今回のケースに戻って考えていきましょう。

 みきさんは、彼のことを愛しているようです。でもこの感情を持ち続けていいのか、そう意志していいのか迷っています。そう迷わせている原因は、一夫一妻制の価値観に縛られているからです。縛られているのは、みきさんだけではなく彼もです。彼の“嫁みたいな存在”という言葉が引っかかるのは、制度から離れたところで関係性を築いていこうとしていたのに、制度の価値観を持ち込まれたからです。制度と感情、どちらが大切なんだと悩まされています。

 おそらく彼は、制度側の嫁という存在の彼女と、感情側のみきさんの両方を手にしたいと望んでいます。彼にとってセックスは、制度側ではなく感情側にある行為です。
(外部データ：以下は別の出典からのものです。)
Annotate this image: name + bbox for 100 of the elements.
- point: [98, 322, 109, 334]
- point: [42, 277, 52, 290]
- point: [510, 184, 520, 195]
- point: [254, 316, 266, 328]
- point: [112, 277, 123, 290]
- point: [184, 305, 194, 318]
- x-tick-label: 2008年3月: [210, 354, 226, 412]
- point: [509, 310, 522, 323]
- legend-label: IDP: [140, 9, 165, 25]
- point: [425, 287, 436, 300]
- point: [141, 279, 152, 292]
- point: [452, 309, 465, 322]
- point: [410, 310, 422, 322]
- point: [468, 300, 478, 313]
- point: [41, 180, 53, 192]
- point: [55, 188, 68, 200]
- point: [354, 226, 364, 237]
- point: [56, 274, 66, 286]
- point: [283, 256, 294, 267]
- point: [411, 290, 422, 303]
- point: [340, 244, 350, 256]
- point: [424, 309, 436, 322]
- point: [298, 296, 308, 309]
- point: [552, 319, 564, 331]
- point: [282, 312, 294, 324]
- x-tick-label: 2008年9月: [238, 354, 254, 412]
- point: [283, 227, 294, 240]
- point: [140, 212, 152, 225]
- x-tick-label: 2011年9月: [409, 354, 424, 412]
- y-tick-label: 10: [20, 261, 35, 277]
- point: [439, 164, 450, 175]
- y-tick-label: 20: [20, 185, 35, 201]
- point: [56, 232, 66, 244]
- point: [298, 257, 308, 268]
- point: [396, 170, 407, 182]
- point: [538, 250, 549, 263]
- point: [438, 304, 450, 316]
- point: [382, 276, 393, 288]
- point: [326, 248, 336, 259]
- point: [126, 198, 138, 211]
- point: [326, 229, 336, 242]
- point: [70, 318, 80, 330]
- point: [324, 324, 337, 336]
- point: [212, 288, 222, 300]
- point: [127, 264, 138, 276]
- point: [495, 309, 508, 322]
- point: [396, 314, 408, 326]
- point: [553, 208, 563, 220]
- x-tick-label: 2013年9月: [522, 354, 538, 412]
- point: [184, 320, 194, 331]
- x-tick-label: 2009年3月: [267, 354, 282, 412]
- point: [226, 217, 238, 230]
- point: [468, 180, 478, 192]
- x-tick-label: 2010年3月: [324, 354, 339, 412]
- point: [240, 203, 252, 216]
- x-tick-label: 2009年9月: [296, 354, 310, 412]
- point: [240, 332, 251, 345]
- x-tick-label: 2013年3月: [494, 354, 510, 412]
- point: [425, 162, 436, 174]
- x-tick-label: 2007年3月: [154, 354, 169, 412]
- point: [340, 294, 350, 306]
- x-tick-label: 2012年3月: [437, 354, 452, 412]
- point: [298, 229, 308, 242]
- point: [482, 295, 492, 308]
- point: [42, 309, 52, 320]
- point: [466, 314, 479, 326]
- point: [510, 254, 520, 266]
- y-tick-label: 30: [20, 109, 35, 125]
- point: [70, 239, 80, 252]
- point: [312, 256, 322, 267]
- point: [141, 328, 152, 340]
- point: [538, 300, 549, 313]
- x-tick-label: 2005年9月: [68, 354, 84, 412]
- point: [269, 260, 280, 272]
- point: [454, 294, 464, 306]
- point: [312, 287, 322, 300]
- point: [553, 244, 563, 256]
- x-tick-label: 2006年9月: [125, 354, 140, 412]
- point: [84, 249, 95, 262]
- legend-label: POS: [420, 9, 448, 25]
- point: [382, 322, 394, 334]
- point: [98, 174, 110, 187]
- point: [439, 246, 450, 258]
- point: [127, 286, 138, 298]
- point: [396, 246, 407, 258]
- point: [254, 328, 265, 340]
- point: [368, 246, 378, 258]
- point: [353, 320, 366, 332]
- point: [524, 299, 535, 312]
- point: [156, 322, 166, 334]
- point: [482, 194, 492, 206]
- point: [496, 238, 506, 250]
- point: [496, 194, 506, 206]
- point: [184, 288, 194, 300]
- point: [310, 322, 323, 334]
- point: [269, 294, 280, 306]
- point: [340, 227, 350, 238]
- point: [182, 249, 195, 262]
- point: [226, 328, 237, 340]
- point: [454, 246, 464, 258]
みきさんに対しては、制度側の関係は望んでいないのだから、感情とセックスがあれば問題ないだろうという認識になっていることでしょう。

 当のみきさんは、感情でつながっていればいいと思っていたのですが、その気持ちがどんどん確かなものになっていくにつれ、同一化願望が強まっていきました。彼の一番になりたいと思うようになっています。

 一番とは、相手の肉体と精神の独占(所有)を望むことです。独占とまでいかなくても、最優先権の確保はしたいところです。これを確かなものにするには、「私の体と心はあなたのもの」という約束をお互いに交わす必要があり、それは、限りなく婚姻関係に近いものです。

 感情を確かなものにしたくなると、制度による契約を求めてしまいます。それは、感情の本質である、常に変化し揺れ動く自由なものといったところを否定することになります。愛という感情が形式化、固定化してしまうのです。

 みきさんが彼を本当に愛しているのなら、嫁のような存在がいようがいなかろうが、愛しつづけるまでです。もし愛を制度側の形にしたいと思うのなら、それは、立場を望むということで覚悟が必要です。その覚悟は責任を負う覚悟であり、彼と当初関係を持つ時に望んでいたものではありません。人の気持ちは変化するのですから、そのように思っても間違いではありません。むしろ自然なことでしょう。

 でも、それは本質的な意味での愛ではなくなります。三者の関係が今のまま彼のことを愛する日々を積み重ねてもいいし、三者から二者で完結する関係への変化を望み、みきさんが嫁のような存在になろうとしてもいいです。自分の悩みのポイントを整理して、自身の気持ちと向き合い、みきさんがどうしたいのかを見極めてください。みきさんの望みが叶うことを願っています。